Cleaning Data with pandas

Reading Data

df = pd.read_json('data/nobel_winners_dirty.json')
df.info()
<class 'pandas.core.frame.DataFrame'>
RangeIndex: 1052 entries, 0 to 1051
Data columns (total 12 columns):
 #   Column          Non-Null Count  Dtype 
---  ------          --------------  ----- 
 0   born_in         1052 non-null   object
...
dtypes: int64(1), object(11)
memory usage: 98.8+ KB

Cleaning String

df.name = df.name.str.replace('\*', '', regex=True)
df.name = df.name.str.strip()

Selecting Multiple Rows

# select the first 10 rows
df[0:10]

# create filter
mask = df.year > 2000
mask
0   False
1   False
2   True
...

winners_since_2000 = df[mask]

Finding Mixed Types

# result shows values in 'born_in' column only have string value type
set(df.born_in.map(type))
{str}

Replacing Strings

# replace empty string with a NaN
bi_col.replace('', np.nan, inplace=True)

Converting empty string to NaN prevents empty strings being counted as valid from count(), describe().

Removing Rows

df = df[df.born_in.isnull()]
df = df.drop('born_in', axis=1)

Finding Duplicates

# duplicated method creates a boolean mask for duplicates
dupes_by_name = df[df.duplicated('name')]

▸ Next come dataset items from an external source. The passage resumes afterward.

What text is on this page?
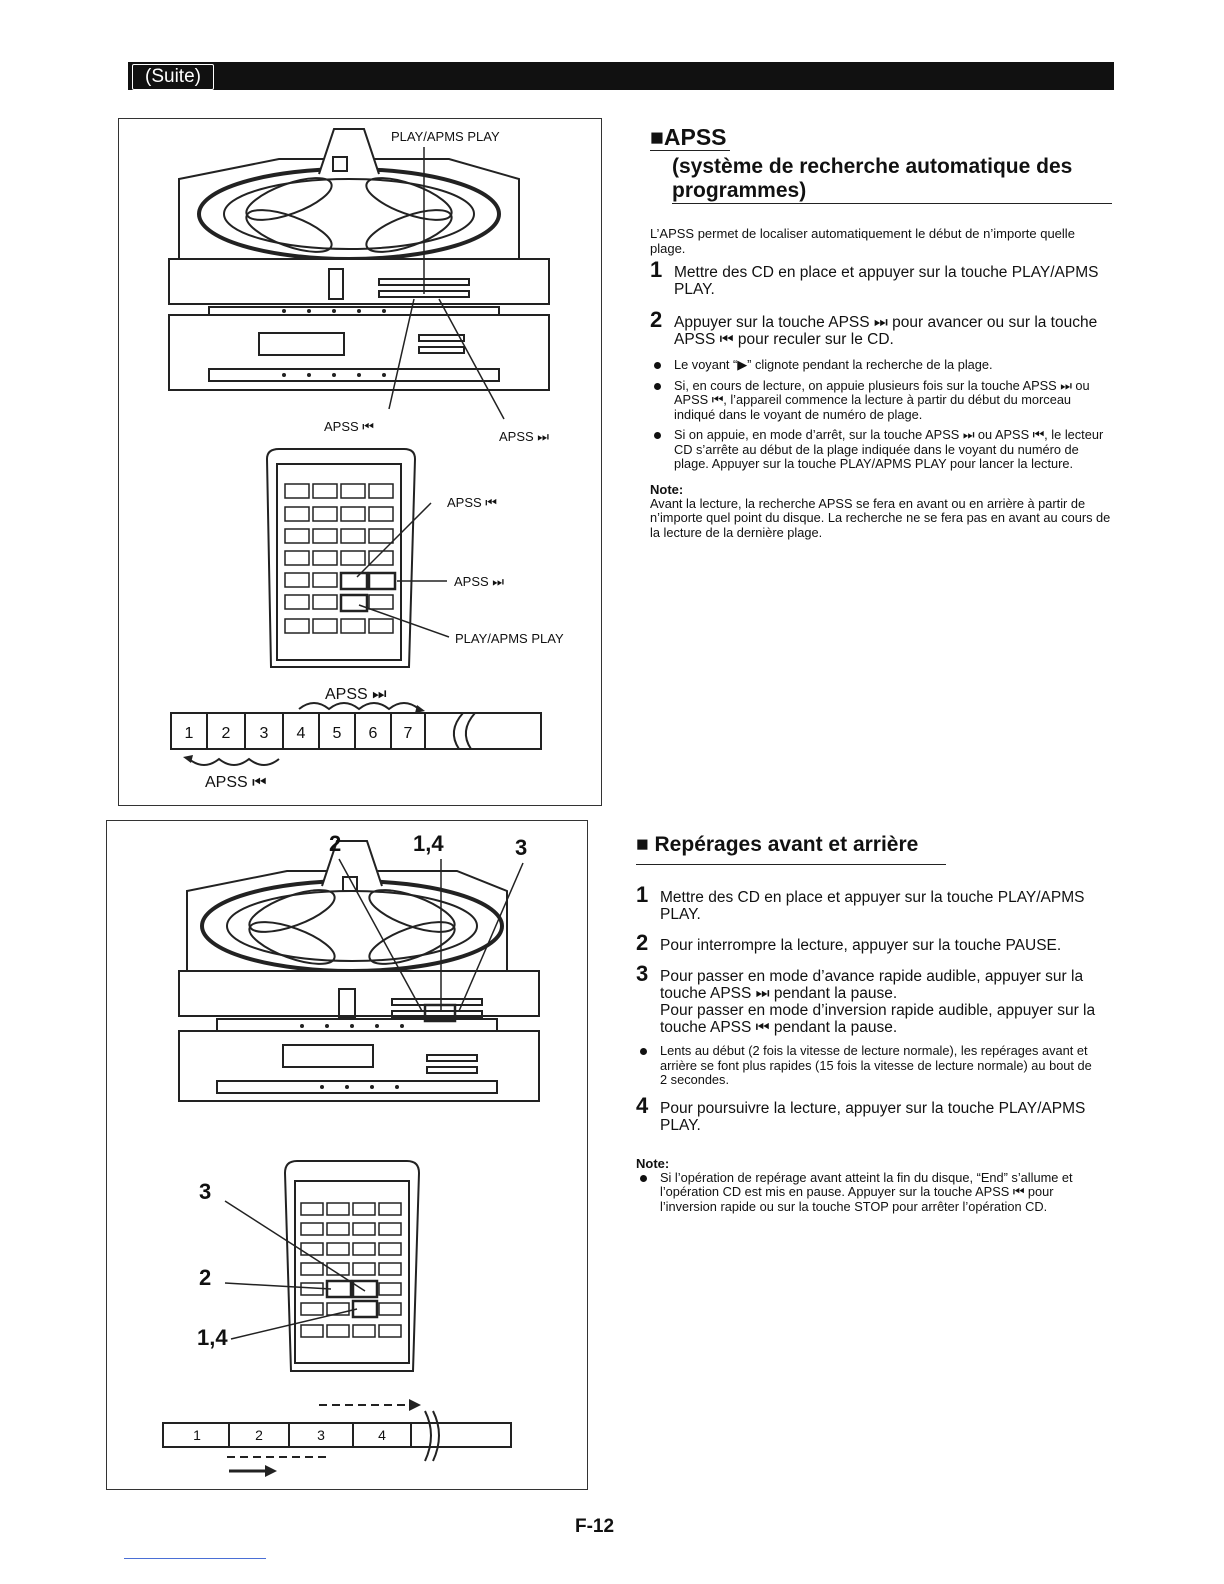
(Suite)
1 2 3 4 5 6 7
PLAY/APMS PLAY
APSS ⏮
APSS ⏭
APSS ⏮
APSS ⏭
PLAY/APMS PLAY
APSS ⏭
APSS ⏮
1	2	3	4
2	1,4	3
3
2
1,4

■APSS

(système de recherche automatique des

programmes)

L’APSS permet de localiser automatiquement le début de n’importe quelle plage.

1 Mettre des CD en place et appuyer sur la touche PLAY/APMS PLAY.
2 Appuyer sur la touche APSS ⏭ pour avancer ou sur la touche APSS ⏮ pour reculer sur le CD.

Le voyant “▶” clignote pendant la recherche de la plage.

Si, en cours de lecture, on appuie plusieurs fois sur la touche APSS ⏭ ou APSS ⏮, l’appareil commence la lecture à partir du début du morceau indiqué dans le voyant de numéro de plage.

Si on appuie, en mode d’arrêt, sur la touche APSS ⏭ ou APSS ⏮, le lecteur CD s’arrête au début de la plage indiquée dans le voyant du numéro de plage. Appuyer sur la touche PLAY/APMS PLAY pour lancer la lecture.

Note:

Avant la lecture, la recherche APSS se fera en avant ou en arrière à partir de n’importe quel point du disque. La recherche ne se fera pas en avant au cours de la lecture de la dernière plage.

■ Repérages avant et arrière

1 Mettre des CD en place et appuyer sur la touche PLAY/APMS PLAY.
2 Pour interrompre la lecture, appuyer sur la touche PAUSE.
3 Pour passer en mode d’avance rapide audible, appuyer sur la touche APSS ⏭ pendant la pause.
Pour passer en mode d’inversion rapide audible, appuyer sur la touche APSS ⏮ pendant la pause.

Lents au début (2 fois la vitesse de lecture normale), les repérages avant et arrière se font plus rapides (15 fois la vitesse de lecture normale) au bout de 2 secondes.

4 Pour poursuivre la lecture, appuyer sur la touche PLAY/APMS PLAY.

Note:

Si l’opération de repérage avant atteint la fin du disque, “End” s’allume et l’opération CD est mis en pause. Appuyer sur la touche APSS ⏮ pour l’inversion rapide ou sur la touche STOP pour arrêter l’opération CD.

F-12
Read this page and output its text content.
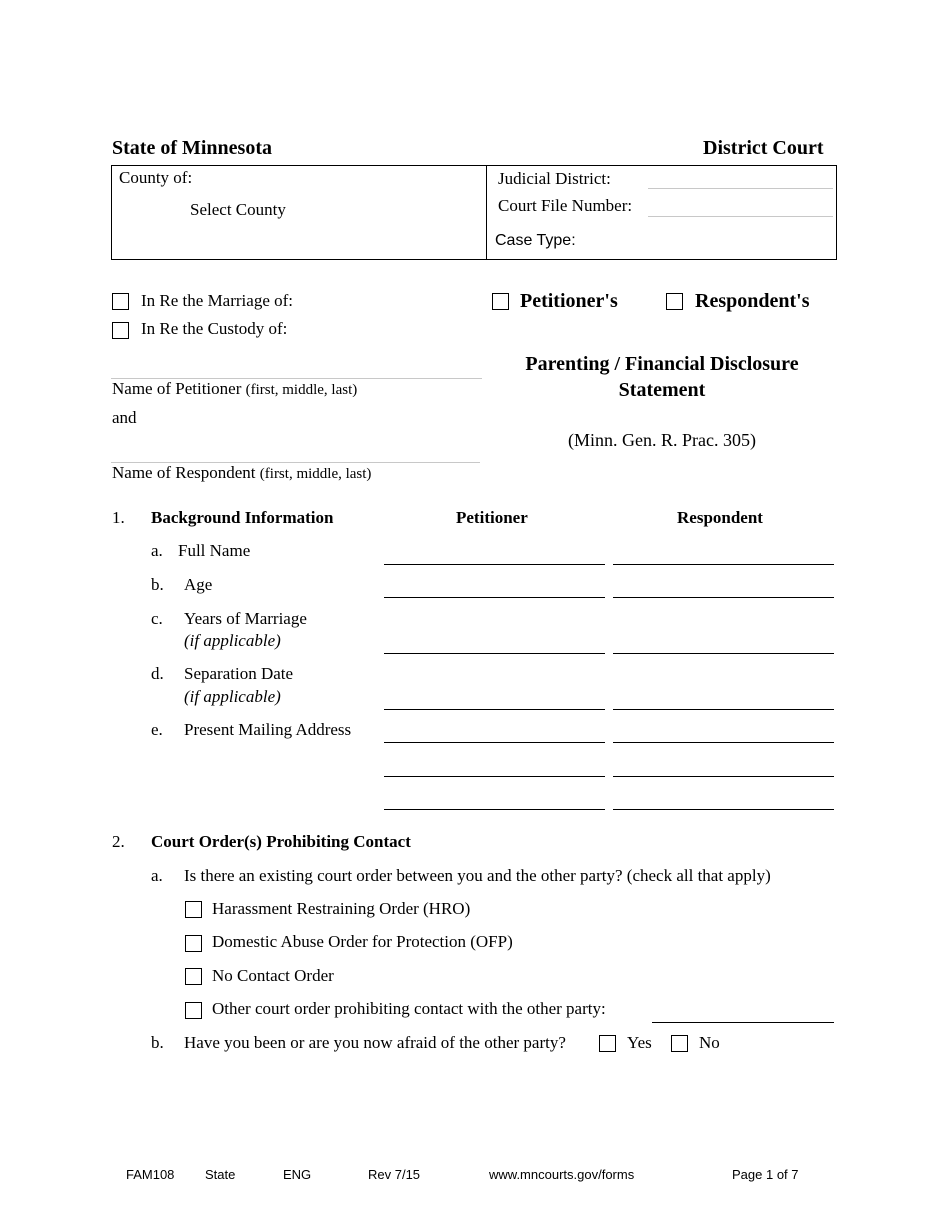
State of Minnesota	District Court
County of:
Select County
Judicial District:
Court File Number:
Case Type:
In Re the Marriage of:
In Re the Custody of:
Name of Petitioner (first, middle, last)
and
Name of Respondent (first, middle, last)
Petitioner's	Respondent's
Parenting / Financial Disclosure
Statement
(Minn. Gen. R. Prac. 305)
1. Background Information	Petitioner	Respondent
a. Full Name
b. Age
c. Years of Marriage
(if applicable)
d. Separation Date
(if applicable)
e. Present Mailing Address
2. Court Order(s) Prohibiting Contact
a. Is there an existing court order between you and the other party? (check all that apply)
Harassment Restraining Order (HRO)
Domestic Abuse Order for Protection (OFP)
No Contact Order
Other court order prohibiting contact with the other party:
b. Have you been or are you now afraid of the other party?	Yes	No
FAM108 State	ENG	Rev 7/15	www.mncourts.gov/forms	Page 1 of 7
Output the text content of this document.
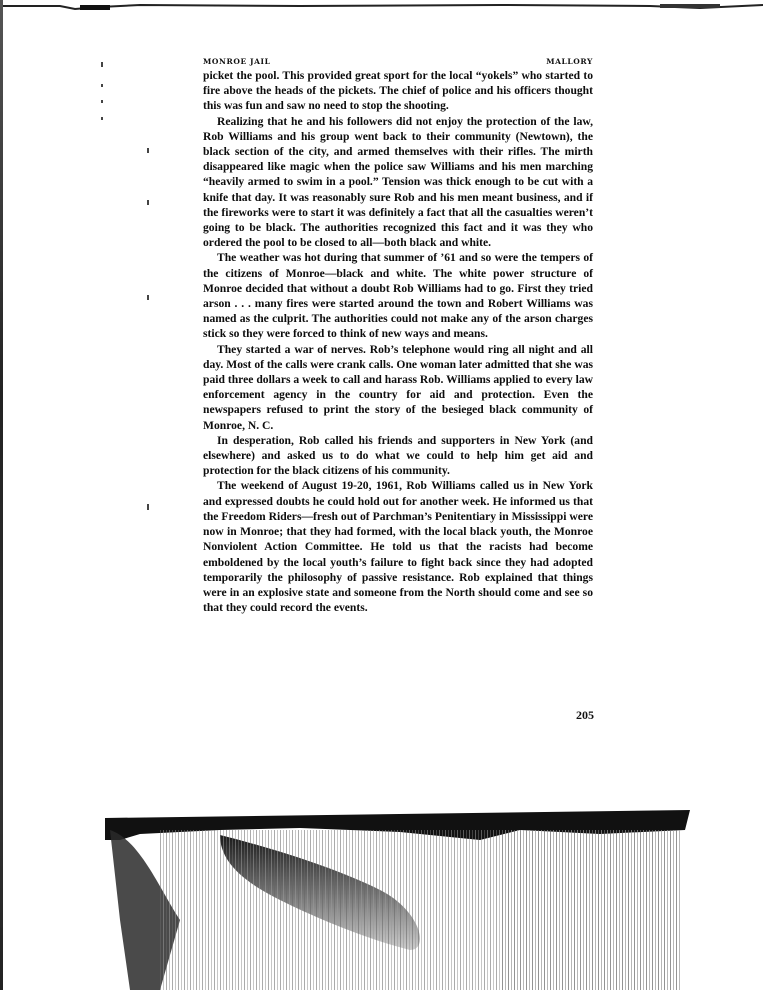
MONROE JAIL	MALLORY

picket the pool. This provided great sport for the local “yokels” who started to fire above the heads of the pickets. The chief of police and his officers thought this was fun and saw no need to stop the shooting.

Realizing that he and his followers did not enjoy the protection of the law, Rob Williams and his group went back to their community (Newtown), the black section of the city, and armed themselves with their rifles. The mirth disappeared like magic when the police saw Williams and his men marching “heavily armed to swim in a pool.” Tension was thick enough to be cut with a knife that day. It was reasonably sure Rob and his men meant business, and if the fireworks were to start it was definitely a fact that all the casualties weren’t going to be black. The authorities recognized this fact and it was they who ordered the pool to be closed to all—both black and white.

The weather was hot during that summer of ’61 and so were the tempers of the citizens of Monroe—black and white. The white power structure of Monroe decided that without a doubt Rob Williams had to go. First they tried arson . . . many fires were started around the town and Robert Williams was named as the culprit. The authorities could not make any of the arson charges stick so they were forced to think of new ways and means.

They started a war of nerves. Rob’s telephone would ring all night and all day. Most of the calls were crank calls. One woman later admitted that she was paid three dollars a week to call and harass Rob. Williams applied to every law enforcement agency in the country for aid and protection. Even the newspapers refused to print the story of the besieged black community of Monroe, N. C.

In desperation, Rob called his friends and supporters in New York (and elsewhere) and asked us to do what we could to help him get aid and protection for the black citizens of his community.

The weekend of August 19-20, 1961, Rob Williams called us in New York and expressed doubts he could hold out for another week. He informed us that the Freedom Riders—fresh out of Parchman’s Penitentiary in Mississippi were now in Monroe; that they had formed, with the local black youth, the Monroe Nonviolent Action Committee. He told us that the racists had become emboldened by the local youth’s failure to fight back since they had adopted temporarily the philosophy of passive resistance. Rob explained that things were in an explosive state and someone from the North should come and see so that they could record the events.

205
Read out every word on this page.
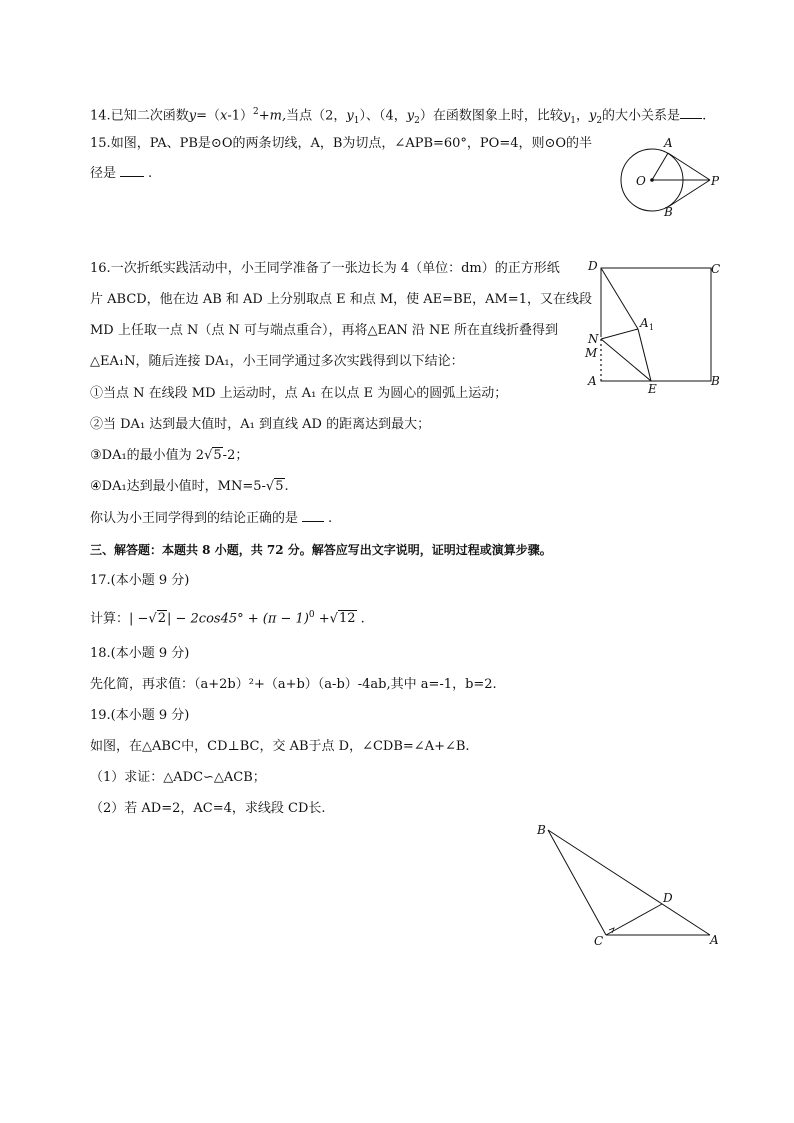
14.已知二次函数$y=(x-1)^2+m$,当点（2，$y_1$）、（4，$y_2$）在函数图象上时，比较$y_1$，$y_2$的大小关系是 .
15.如图，PA、PB是⊙O的两条切线，A，B为切点，∠APB=60°，PO=4，则⊙O的半
径是 .
A
B
O	P
16.一次折纸实践活动中，小王同学准备了一张边长为 4（单位：dm）的正方形纸
片 ABCD，他在边 AB 和 AD 上分别取点 E 和点 M，使 AE=BE，AM=1，又在线段
MD 上任取一点 N（点 N 可与端点重合），再将△EAN 沿 NE 所在直线折叠得到
△EA₁N，随后连接 DA₁，小王同学通过多次实践得到以下结论：
①当点 N 在线段 MD 上运动时，点 A₁ 在以点 E 为圆心的圆弧上运动；
②当 DA₁ 达到最大值时，A₁ 到直线 AD 的距离达到最大；
③DA₁的最小值为 2√5-2；
④DA₁达到最小值时，MN=5-√5.
你认为小王同学得到的结论正确的是 .
D	C
A 1
N
M
A
E
B
三、解答题：本题共 8 小题，共 72 分。解答应写出文字说明，证明过程或演算步骤。
17.(本小题 9 分)
计算：| $-√2| - 2\cos 45^\circ + (\pi - 1)^0 +√12$ .
18.(本小题 9 分)
先化简，再求值：（a+2b）²+（a+b）（a-b）-4ab,其中 a=-1，b=2.
19.(本小题 9 分)
如图，在△ABC中，CD⊥BC，交 AB于点 D，∠CDB=∠A+∠B.
（1）求证：△ADC∽△ACB；
（2）若 AD=2，AC=4，求线段 CD长.
B
D
C	A
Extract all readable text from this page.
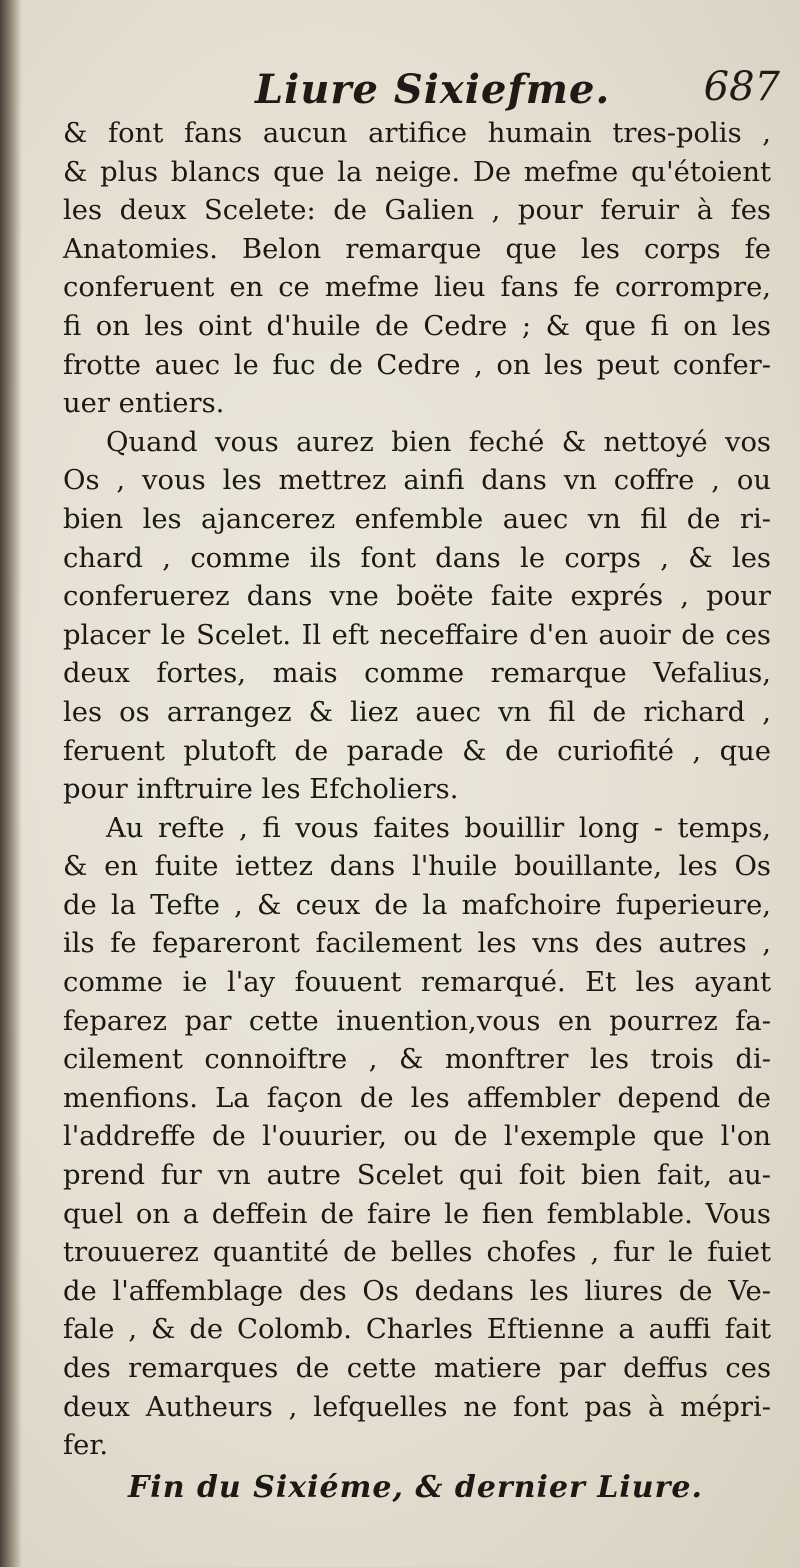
Liure Sixiefme. 687
& font fans aucun artifice humain tres-polis ,
& plus blancs que la neige. De mefme qu'étoient
les deux Scelete: de Galien , pour feruir à fes
Anatomies. Belon remarque que les corps fe
conferuent en ce mefme lieu fans fe corrompre,
fi on les oint d'huile de Cedre ; & que fi on les
frotte auec le fuc de Cedre , on les peut confer-
uer entiers.
Quand vous aurez bien feché & nettoyé vos
Os , vous les mettrez ainfi dans vn coffre , ou
bien les ajancerez enfemble auec vn fil de ri-
chard , comme ils font dans le corps , & les
conferuerez dans vne boëte faite exprés , pour
placer le Scelet. Il eft neceffaire d'en auoir de ces
deux fortes, mais comme remarque Vefalius,
les os arrangez & liez auec vn fil de richard ,
feruent plutoft de parade & de curiofité , que
pour inftruire les Efcholiers.
Au refte , fi vous faites bouillir long - temps,
& en fuite iettez dans l'huile bouillante, les Os
de la Tefte , & ceux de la mafchoire fuperieure,
ils fe fepareront facilement les vns des autres ,
comme ie l'ay fouuent remarqué. Et les ayant
feparez par cette inuention,vous en pourrez fa-
cilement connoiftre , & monftrer les trois di-
menfions. La façon de les affembler depend de
l'addreffe de l'ouurier, ou de l'exemple que l'on
prend fur vn autre Scelet qui foit bien fait, au-
quel on a deffein de faire le fien femblable. Vous
trouuerez quantité de belles chofes , fur le fuiet
de l'affemblage des Os dedans les liures de Ve-
fale , & de Colomb. Charles Eftienne a auffi fait
des remarques de cette matiere par deffus ces
deux Autheurs , lefquelles ne font pas à mépri-
fer.
Fin du Sixiéme, & dernier Liure.
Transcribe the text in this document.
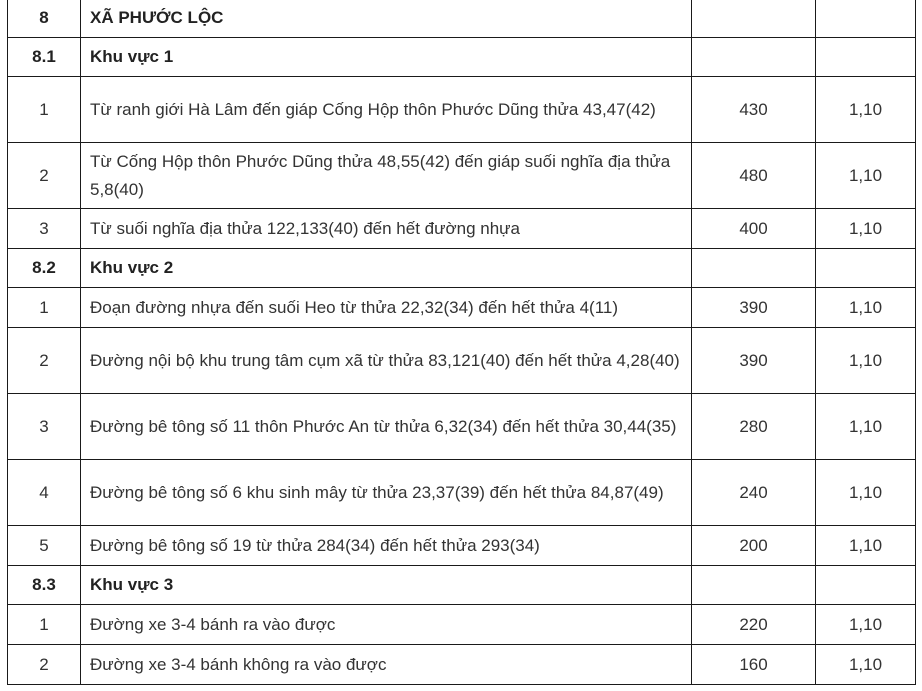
8	XÃ PHƯỚC LỘC		
8.1	Khu vực 1		
1	Từ ranh giới Hà Lâm đến giáp Cống Hộp thôn Phước Dũng thửa 43,47(42)	430	1,10
2	Từ Cống Hộp thôn Phước Dũng thửa 48,55(42) đến giáp suối nghĩa địa thửa 5,8(40)	480	1,10
3	Từ suối nghĩa địa thửa 122,133(40) đến hết đường nhựa	400	1,10
8.2	Khu vực 2		
1	Đoạn đường nhựa đến suối Heo từ thửa 22,32(34) đến hết thửa 4(11)	390	1,10
2	Đường nội bộ khu trung tâm cụm xã từ thửa 83,121(40) đến hết thửa 4,28(40)	390	1,10
3	Đường bê tông số 11 thôn Phước An từ thửa 6,32(34) đến hết thửa 30,44(35)	280	1,10
4	Đường bê tông số 6 khu sinh mây từ thửa 23,37(39) đến hết thửa 84,87(49)	240	1,10
5	Đường bê tông số 19 từ thửa 284(34) đến hết thửa 293(34)	200	1,10
8.3	Khu vực 3		
1	Đường xe 3-4 bánh ra vào được	220	1,10
2	Đường xe 3-4 bánh không ra vào được	160	1,10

all_dupes = df[df.duplicated('name') | df.duplicated('name', keep='last')

all_dupes = df[df.duplicated('name', keep=False)

all_dupes = df[df.name.isin(dupes_by_name.name)]

for name, row in df.groupby('name')
  print(f'name:{name}, # rows: {len(row)}')

pd.concat([g for _,g in df.groupby('name') if len(g) > 1]['name']

every line does the same thing: filtering out duplicates by name

Sorting Data

df = pd.DataFrame({'name': ['zak', 'alice', 'bob', 'mike', 'bob', 'bob'],
                   'score': [4, 3, 5, 2, 3, 7]})
df.sort_values(['name', 'score'], ascending=[1,0])
name	score
1	alice	3
5	bob	7
2	bob	5
4	bob	3
3	mike	2
0	zak	4

View vs Copies

# System will give warning because the code is trying to alter a value of a copy of DataFrame
df['country'][709] = 'France'

# Instead, it should be done as this:
df.loc[709, 'country'] = 'France

Removing Duplicates

df[df.duplicated('name', keep=False)].sort_values(by='name')[['name', 'country', 'year', 'category']]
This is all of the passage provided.